BMTC Groups Ends Fiscal Year on Low Note

Revenue for BMTC Group, parent company to Quebec’s largest publicly traded full-line furniture retailer, fell 19.4 per cent during its most recent fiscal year, which management attributed to shrinking the store count in an increasingly challenged economic environment.

For the three months ending Jan. 31, 2024, BMTC recorded revenues of $134.7 million, down 8.9 per cent or $13.1 million year-over-year. Same store sales declined six per cent during the quarter, although management noted there was an overall improvement in store traffic across all points of sales.

Net earnings totalled $14.5 million or 44 cents per share, compared to $11.9 million or 36 cents per share over the same time period — up 22.2 per cent on a per share basis.

For the fiscal year ending Jan. 31, 2024, BMTC revenues totalled $578.9 million, a decrease of 19.4 per cent from the prior year’s $718 million. Same store sales fell 17 per cent.

In her report to shareholders, BMTC president and CEO Marie-Berthe Des Groseillers said the sales decline resulted from several factors, including the closure of five brick-and-mortar outlets when the decision was made last May to drop the Brault & Martineau and EconoMax banners and convert the remaining 25 stores to the Tanguay banner.

She also noted the retailer experienced a 20 per cent drop in financed sales compared to the previous year due to the increase in interest rates and the tightening of available credit to consumers.

Net earnings for the fiscal year totalled $47.4 million or $1.44 per share, compared to $40.8 million or $1.23 per share the year prior — a 17.1 per cent increase on a per share basis.

The Expansion of Tanguay
At the end of its fiscal year, BMTC operated a total of 25 stores across Quebec — 20 under the Ameublements Tanguay banner and five Tanguay L’ Entrepôt outlets, which offer clearance items as well as new entry-level product.

The closure of five stores was made in conjunction with the migration to a single IT system across the company and the re-organization of its operational and commercial structure.

“All these changes over the past few months have made it possible to create significant synergies, thus creating expanded and diversified teams allowing the success of this deployment,” Des Groseillers told her shareholders.

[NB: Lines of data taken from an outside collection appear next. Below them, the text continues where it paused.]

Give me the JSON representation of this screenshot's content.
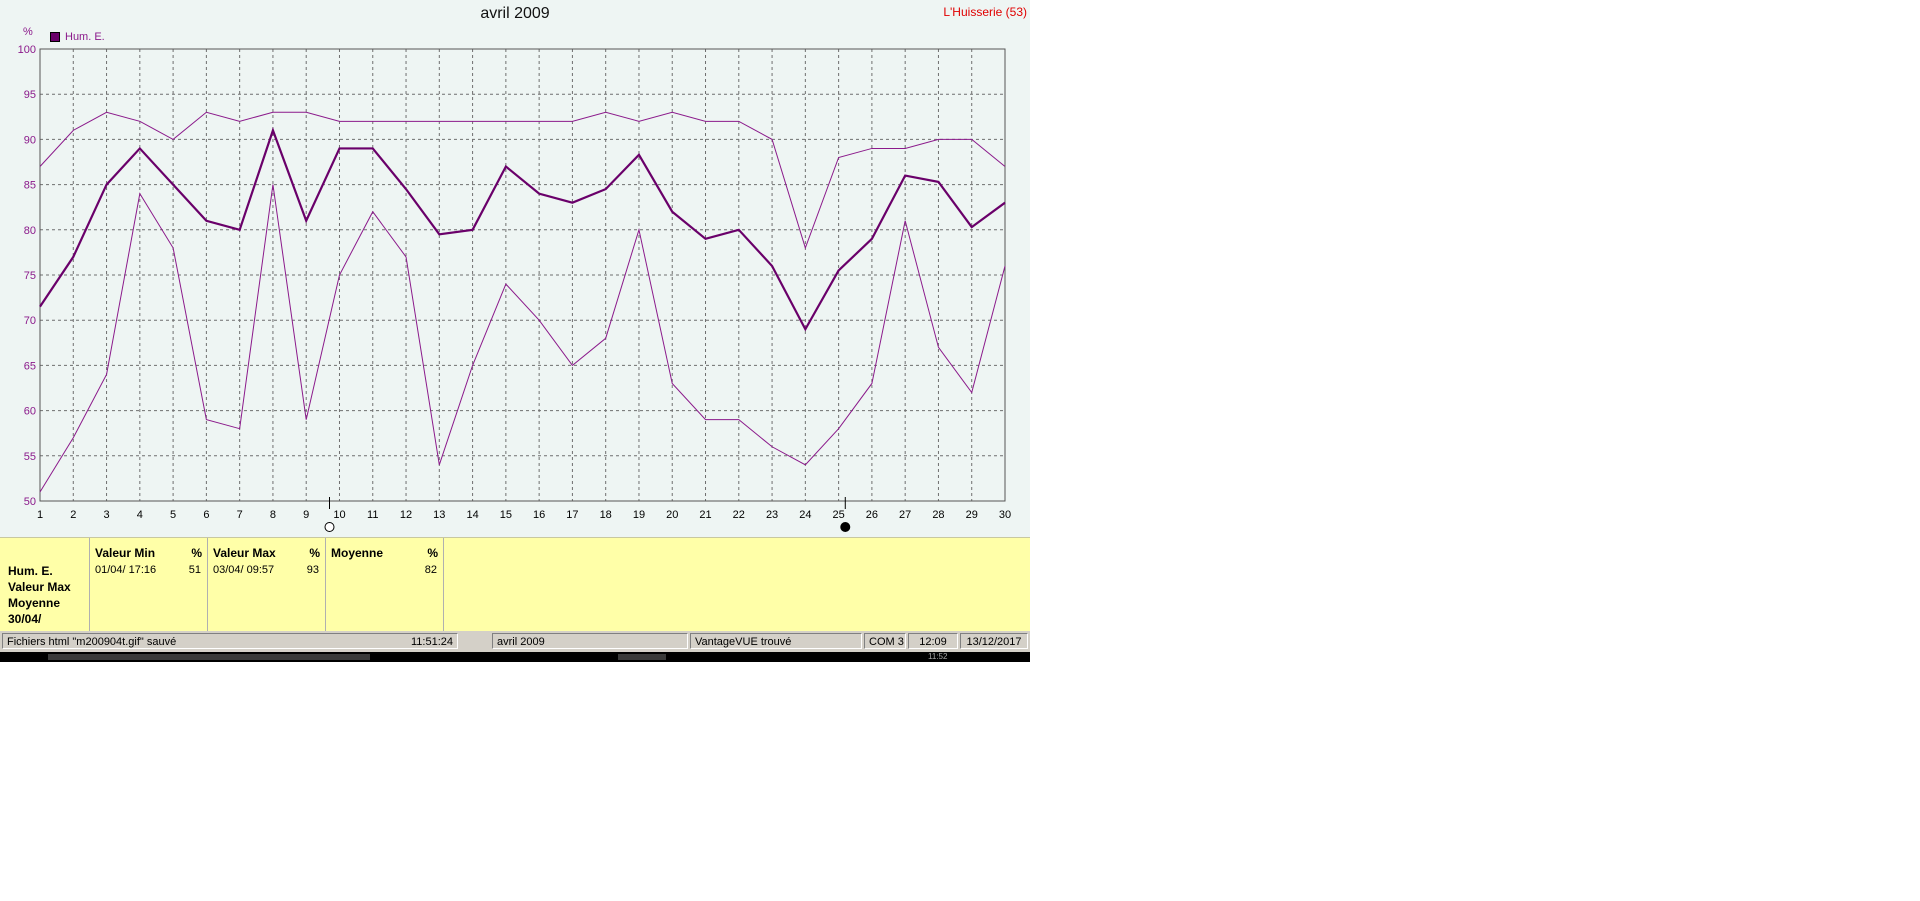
{
  "chart_data": {
    "type": "line",
    "title": "avril 2009",
    "station": "L'Huisserie (53)",
    "ylabel": "%",
    "ylim": [
      50,
      100
    ],
    "yticks": [
      "50",
      "55",
      "60",
      "65",
      "70",
      "75",
      "80",
      "85",
      "90",
      "95",
      "100"
    ],
    "x": [
      1,
      2,
      3,
      4,
      5,
      6,
      7,
      8,
      9,
      10,
      11,
      12,
      13,
      14,
      15,
      16,
      17,
      18,
      19,
      20,
      21,
      22,
      23,
      24,
      25,
      26,
      27,
      28,
      29,
      30
    ],
    "xticks": [
      "1",
      "2",
      "3",
      "4",
      "5",
      "6",
      "7",
      "8",
      "9",
      "10",
      "11",
      "12",
      "13",
      "14",
      "15",
      "16",
      "17",
      "18",
      "19",
      "20",
      "21",
      "22",
      "23",
      "24",
      "25",
      "26",
      "27",
      "28",
      "29",
      "30"
    ],
    "legend": [
      "Hum. E."
    ],
    "series": [
      {
        "name": "Hum. E.",
        "values": [
          71.5,
          77,
          85,
          89,
          85,
          81,
          80,
          91,
          81,
          89,
          89,
          84.5,
          79.5,
          80,
          87,
          84,
          83,
          84.5,
          88.3,
          82,
          79,
          80,
          76,
          69,
          75.5,
          79,
          86,
          85.3,
          80.3,
          83
        ]
      },
      {
        "values": [
          87,
          91,
          93,
          92,
          90,
          93,
          92,
          93,
          93,
          92,
          92,
          92,
          92,
          92,
          92,
          92,
          92,
          93,
          92,
          93,
          92,
          92,
          90,
          78,
          88,
          89,
          89,
          90,
          90,
          87
        ]
      },
      {
        "values": [
          51,
          57,
          64,
          84,
          78,
          59,
          58,
          85,
          59,
          75,
          82,
          77,
          54,
          65,
          74,
          70,
          65,
          68,
          80,
          63,
          59,
          59,
          56,
          54,
          58,
          63,
          81,
          67,
          62,
          76
        ]
      }
    ],
    "grid": true,
    "moon_markers": [
      {
        "day": 9.7,
        "phase": "full"
      },
      {
        "day": 25.2,
        "phase": "new"
      }
    ],
    "colors": {
      "mean": "#6a006a",
      "minmax": "#8b1a8b",
      "background": "#eef5f3"
    }
  },
  "summary": {
    "row_labels": [
      "Hum. E.",
      "Valeur Max",
      "Moyenne",
      "30/04/"
    ],
    "columns": [
      {
        "header": "Valeur Min",
        "unit": "%",
        "time": "01/04/  17:16",
        "value": "51"
      },
      {
        "header": "Valeur Max",
        "unit": "%",
        "time": "03/04/  09:57",
        "value": "93"
      },
      {
        "header": "Moyenne",
        "unit": "%",
        "time": "",
        "value": "82"
      }
    ]
  },
  "status": {
    "message": "Fichiers html  \"m200904t.gif\"  sauvé",
    "time": "11:51:24",
    "month": "avril 2009",
    "device": "VantageVUE trouvé",
    "port": "COM 3",
    "clock": "12:09",
    "date": "13/12/2017"
  },
  "taskbar": {
    "clock": "11:52"
  }
}
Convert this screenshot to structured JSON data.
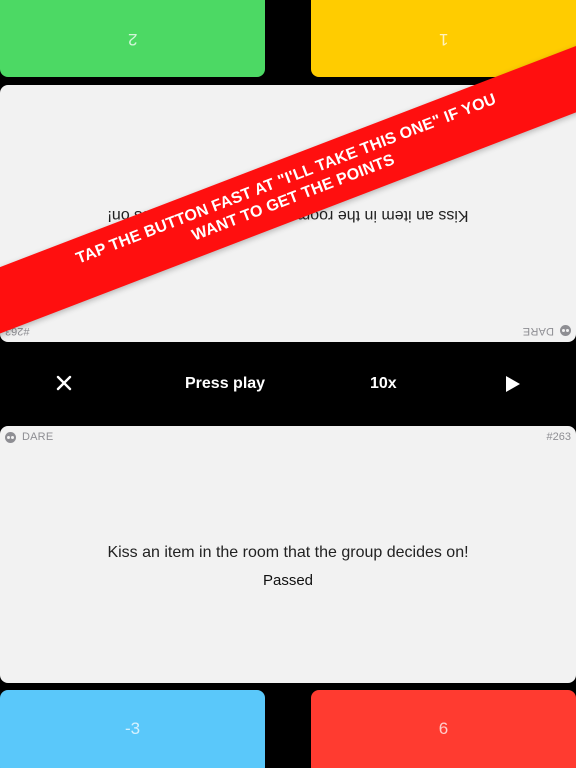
{
  "players": {
    "top_left": {
      "score": "2",
      "color": "#4cd964"
    },
    "top_right": {
      "score": "1",
      "color": "#ffcc00"
    },
    "bottom_left": {
      "score": "-3",
      "color": "#5ac8fa"
    },
    "bottom_right": {
      "score": "6",
      "color": "#ff3b30"
    }
  },
  "card": {
    "type": "DARE",
    "number": "#263",
    "text": "Kiss an item in the room that the group decides on!",
    "status": "Passed",
    "background": "#f2f2f2"
  },
  "controls": {
    "close_icon": "close-icon",
    "status_label": "Press play",
    "multiplier": "10x",
    "play_icon": "play-icon"
  },
  "banner": {
    "line1": "TAP THE BUTTON FAST AT \"I'LL TAKE THIS ONE\" IF YOU",
    "line2": "WANT TO GET THE POINTS",
    "color": "#ff0f0f"
  }
}
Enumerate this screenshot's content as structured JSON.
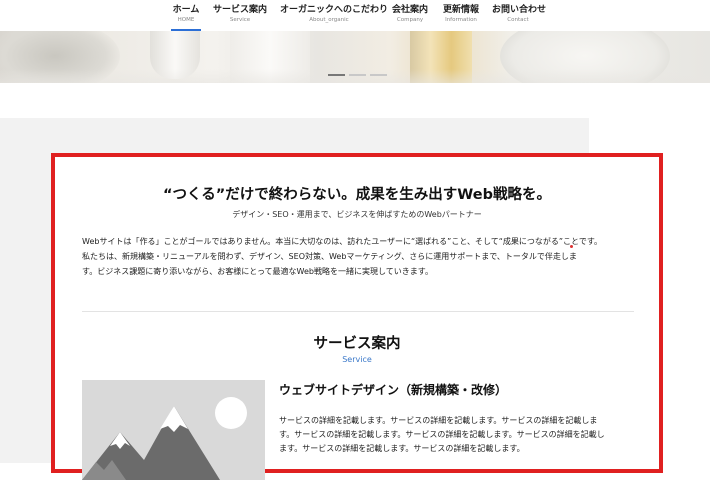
{
  "nav": {
    "items": [
      {
        "jp": "ホーム",
        "en": "HOME"
      },
      {
        "jp": "サービス案内",
        "en": "Service"
      },
      {
        "jp": "オーガニックへのこだわり",
        "en": "About_organic"
      },
      {
        "jp": "会社案内",
        "en": "Company"
      },
      {
        "jp": "更新情報",
        "en": "Information"
      },
      {
        "jp": "お問い合わせ",
        "en": "Contact"
      }
    ],
    "active_index": 0
  },
  "hero": {
    "slide_count": 3,
    "active_slide": 1
  },
  "lead": {
    "title": "“つくる”だけで終わらない。成果を生み出すWeb戦略を。",
    "subtitle": "デザイン・SEO・運用まで、ビジネスを伸ばすためのWebパートナー",
    "body": [
      "Webサイトは「作る」ことがゴールではありません。本当に大切なのは、訪れたユーザーに“選ばれる”こと、そして“成果につながる”ことです。",
      "私たちは、新規構築・リニューアルを問わず、デザイン、SEO対策、Webマーケティング、さらに運用サポートまで、トータルで伴走しま",
      "す。ビジネス課題に寄り添いながら、お客様にとって最適なWeb戦略を一緒に実現していきます。"
    ]
  },
  "services": {
    "title": "サービス案内",
    "subtitle": "Service",
    "items": [
      {
        "title": "ウェブサイトデザイン（新規構築・改修）",
        "text": [
          "サービスの詳細を記載します。サービスの詳細を記載します。サービスの詳細を記載しま",
          "す。サービスの詳細を記載します。サービスの詳細を記載します。サービスの詳細を記載し",
          "ます。サービスの詳細を記載します。サービスの詳細を記載します。"
        ],
        "image_icon": "image-placeholder-icon"
      }
    ]
  },
  "colors": {
    "accent_border": "#e02020",
    "link_blue": "#3a78c9",
    "nav_active": "#2c6fd6"
  }
}
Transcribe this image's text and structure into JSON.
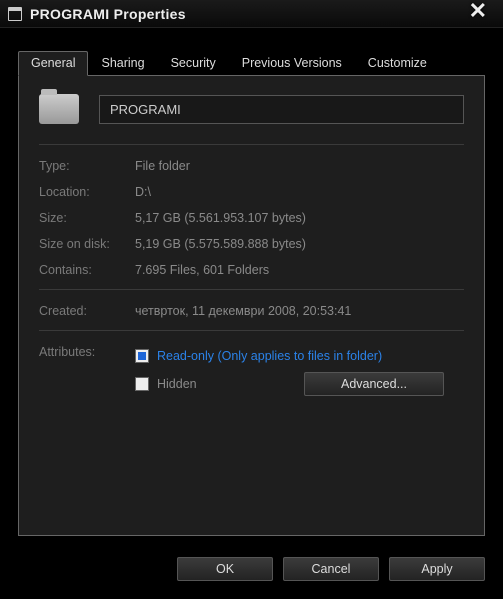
{
  "window": {
    "title": "PROGRAMI Properties"
  },
  "tabs": {
    "general": "General",
    "sharing": "Sharing",
    "security": "Security",
    "previous": "Previous Versions",
    "customize": "Customize"
  },
  "folder": {
    "name": "PROGRAMI"
  },
  "labels": {
    "type": "Type:",
    "location": "Location:",
    "size": "Size:",
    "size_on_disk": "Size on disk:",
    "contains": "Contains:",
    "created": "Created:",
    "attributes": "Attributes:"
  },
  "values": {
    "type": "File folder",
    "location": "D:\\",
    "size": "5,17 GB (5.561.953.107 bytes)",
    "size_on_disk": "5,19 GB (5.575.589.888 bytes)",
    "contains": "7.695 Files, 601 Folders",
    "created": "четврток, 11 декември 2008, 20:53:41"
  },
  "attributes": {
    "readonly_label": "Read-only (Only applies to files in folder)",
    "hidden_label": "Hidden",
    "advanced_btn": "Advanced..."
  },
  "buttons": {
    "ok": "OK",
    "cancel": "Cancel",
    "apply": "Apply"
  }
}
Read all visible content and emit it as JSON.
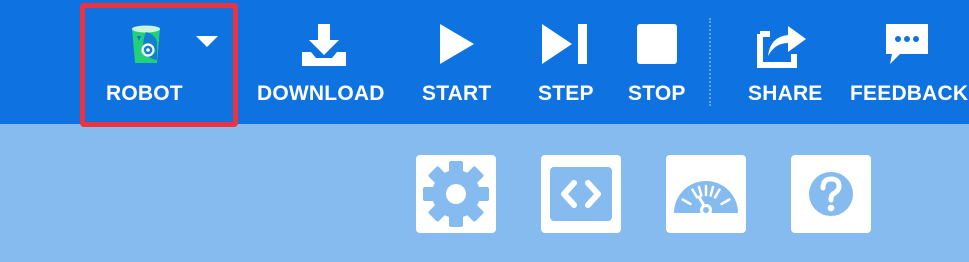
{
  "toolbar": {
    "robot_label": "ROBOT",
    "download_label": "DOWNLOAD",
    "start_label": "START",
    "step_label": "STEP",
    "stop_label": "STOP",
    "share_label": "SHARE",
    "feedback_label": "FEEDBACK"
  },
  "icons": {
    "robot": "robot-icon",
    "dropdown": "chevron-down-icon",
    "download": "download-icon",
    "start": "play-icon",
    "step": "step-icon",
    "stop": "stop-icon",
    "share": "share-icon",
    "feedback": "feedback-icon",
    "settings": "gear-icon",
    "code": "code-icon",
    "speed": "speedometer-icon",
    "help": "question-mark-icon"
  },
  "colors": {
    "toolbar_bg": "#0E72E0",
    "page_bg": "#85BBEF",
    "highlight": "#EC3340",
    "robot_accent": "#21D07A",
    "button_icon": "#85BBEF"
  }
}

She also noted the renovations needed to convert formerly Brault & Martineau and EconoMax stores to the Tanguay store plan are now largely complete and came in substantially under budget at $20 million. Some $15.5 million will be charged against the recently ended 2024 fiscal year, with the balance accruing to this fiscal year.

Looking Ahead
BMTC’s management told shareholders the company will continue to focus on developing online sales through the improvement of its digital platforms and live chat initiatives as it believes e-commerce will be vital to its efforts to increase market share.

Management also admitted it is difficult to predict the future level of consumer spending as last year’s results demonstrate a significant slowdown in the Quebec economy.

“This downward economic trend is the result of high inflation and interest rates,” said Des Groseillers. “This economic slowdown has not affected all provinces and sectors in the same way. Real estate and financed products have been the most affected sectors and are expected to continue to bear the brunt of this economic situation.”

She also noted while statistics published this past January show construction projects in Quebec fell 40 per cent in 2023, in reality, they returned to the historical average of the past 50 years.

This same phenomenon accounts for the company’s better than average sales and earnings during 2021 and 2022 fiscal years when BMTC benefitted from a transfer of consumer spending thanks to restrictions imposed by governments to combat the pandemic.

Management also believes BMTC revenues and earnings will be impacted because Quebec consumers will spend less over the coming months for a variety of reasons. For example, the average mortgage payment in Quebec jumped 19 per cent in 2023, and 40 per cent of Quebec mortgage holders renewed their loans at a higher rate.

“Therefore, we should not expect the situation to improve until we see the policy interest rate decrease,” said Des Groseillers.

BMTC also noted Quebec companies saw their profits decline by an average of 20 per cent in 2023, which is partly explained by the drop in consumer purchasing power due to the increase in household debt and inflation in the price of essential goods.